Component¶
In the context of the Vilocify service, a component can be any piece of software (both open source and commercial off-the-shelf), hardware, or combination thereof. Components can be e.g.
- operating systems like Microsoft Windows 10 or Red Hat Enterprise Linux Server 7
- software libraries like OpenSSL 1.0.2n or GNU Gzip 1.9
- specific hardware like Fujitsu Primergy RX300 S2 Server or Cisco Catalyst 3750 Series Switches
- combinations of hardware and software (when they are provided by the same vendor) like Cisco IOS on Catalyst 2960-XR Series Switches 15.x or Juniper Junos OS on SRX5800 Platform
- cloud components, for which the vendor is releasing security-related information like e.g. Amazon AWS CloudFront
The full list of components currently monitored by the Vilocify service can be found in the components section of the Vilocify Portal, additionally we also offer a REST API. Components in the Vilocify database have (amongst others) the following attributes:
- Vendor: The company, organization, open-source community, or author of the desired component.

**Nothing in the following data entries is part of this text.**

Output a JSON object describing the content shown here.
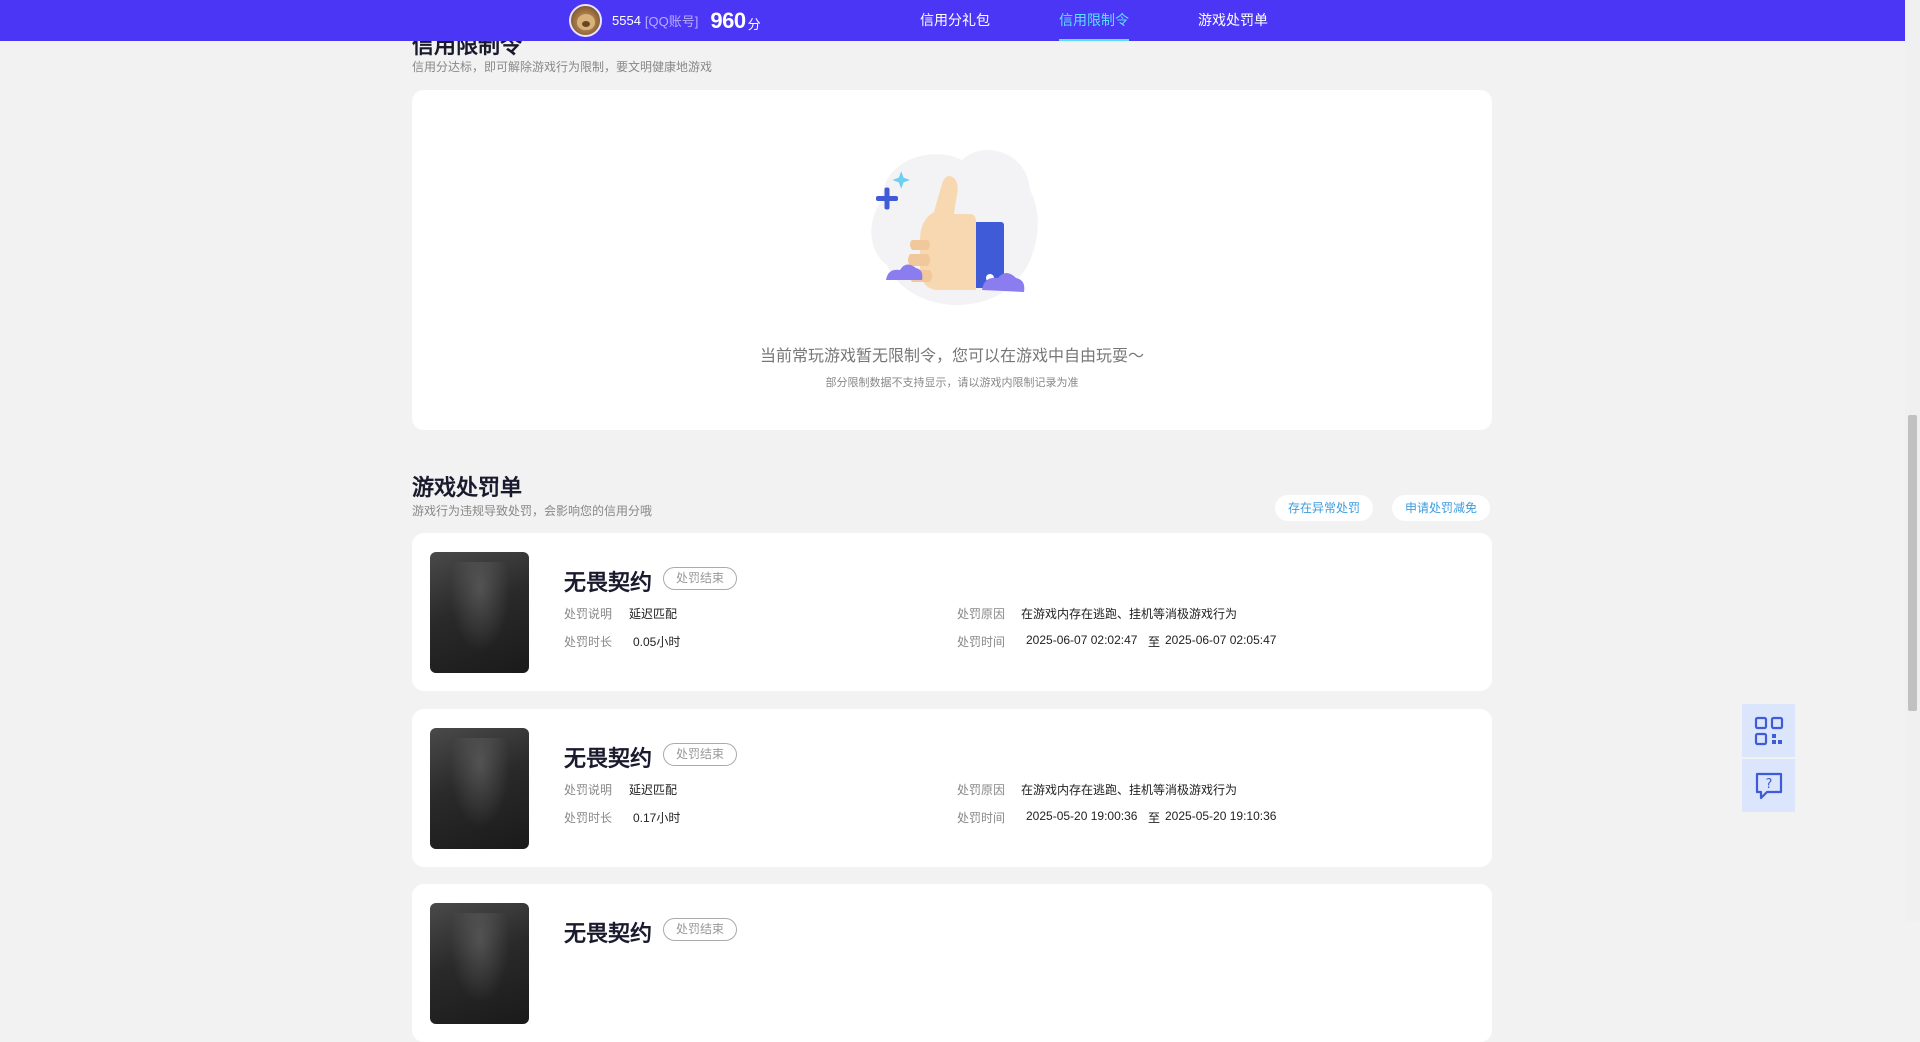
{
  "header": {
    "qq_number": "5554",
    "qq_label": "[QQ账号]",
    "score": "960",
    "score_unit": "分",
    "nav": [
      {
        "label": "信用分礼包"
      },
      {
        "label": "信用限制令"
      },
      {
        "label": "游戏处罚单"
      }
    ]
  },
  "restriction": {
    "title": "信用限制令",
    "subtitle": "信用分达标，即可解除游戏行为限制，要文明健康地游戏",
    "empty_text": "当前常玩游戏暂无限制令，您可以在游戏中自由玩耍～",
    "empty_note": "部分限制数据不支持显示，请以游戏内限制记录为准"
  },
  "penalties": {
    "title": "游戏处罚单",
    "subtitle": "游戏行为违规导致处罚，会影响您的信用分哦",
    "report_button": "存在异常处罚",
    "appeal_button": "申请处罚减免",
    "labels": {
      "desc": "处罚说明",
      "duration": "处罚时长",
      "reason": "处罚原因",
      "time": "处罚时间",
      "to": "至"
    },
    "items": [
      {
        "game": "无畏契约",
        "status": "处罚结束",
        "desc": "延迟匹配",
        "duration": "0.05小时",
        "reason": "在游戏内存在逃跑、挂机等消极游戏行为",
        "start": "2025-06-07 02:02:47",
        "end": "2025-06-07 02:05:47"
      },
      {
        "game": "无畏契约",
        "status": "处罚结束",
        "desc": "延迟匹配",
        "duration": "0.17小时",
        "reason": "在游戏内存在逃跑、挂机等消极游戏行为",
        "start": "2025-05-20 19:00:36",
        "end": "2025-05-20 19:10:36"
      },
      {
        "game": "无畏契约",
        "status": "处罚结束"
      }
    ]
  },
  "icons": {
    "qr": "qr-code-icon",
    "feedback": "feedback-icon",
    "avatar": "avatar"
  },
  "colors": {
    "header_bg": "#4c36f5",
    "nav_active": "#5de0ff",
    "page_bg": "#f2f2f2",
    "link": "#3b9dde"
  }
}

- Component Name: The name used to describe the software/hardware component as given by the vendor.
- Version: The specific version of the software/hardware. Additionally, the Vilocify service monitors wildcard components, which group a specific range of versions. For example the wildcard version 2.x monitors all versions between version 2.0 (including) and version 3.0 (not including). Furthermore, All Versions components represent every subsequent version from the time the All Versions component is added to the Vilocify monitoring database.
- URL Link to the official vendor's page for the component.
- Monitored Since: The date since when the component has been added to the Vilocify monitoring service. This means that any vulnerabilities disclosed before that date might not be assigned to that component.
- EOL: End of Life, stating whether support for a component has been discontinued by its vendor. Generally no security updates can be expected for components marked as EOL. Not all vendors provide EOL information for their products. Thus, components without an EOL date are not necessarily still supported. Vilocify provides support information on a best-effort basis. Components are marked as EOL only when an official vendor statement exists, meaning that the support status is not automatically derived from e.g. the age of a component or the existence of newer versions.
Components in the Vilocify database are subject to regular reviews and quality checks. While small corrections of single attributes might occur, a registered component will never be updated in such a way that it represents a semantically different one. In case logical duplicate components are detected, one will be deactivated and replaced by the other. All resources (monitoring lists, existing notifications, API responses, etc.) will be automatically updated accordingly.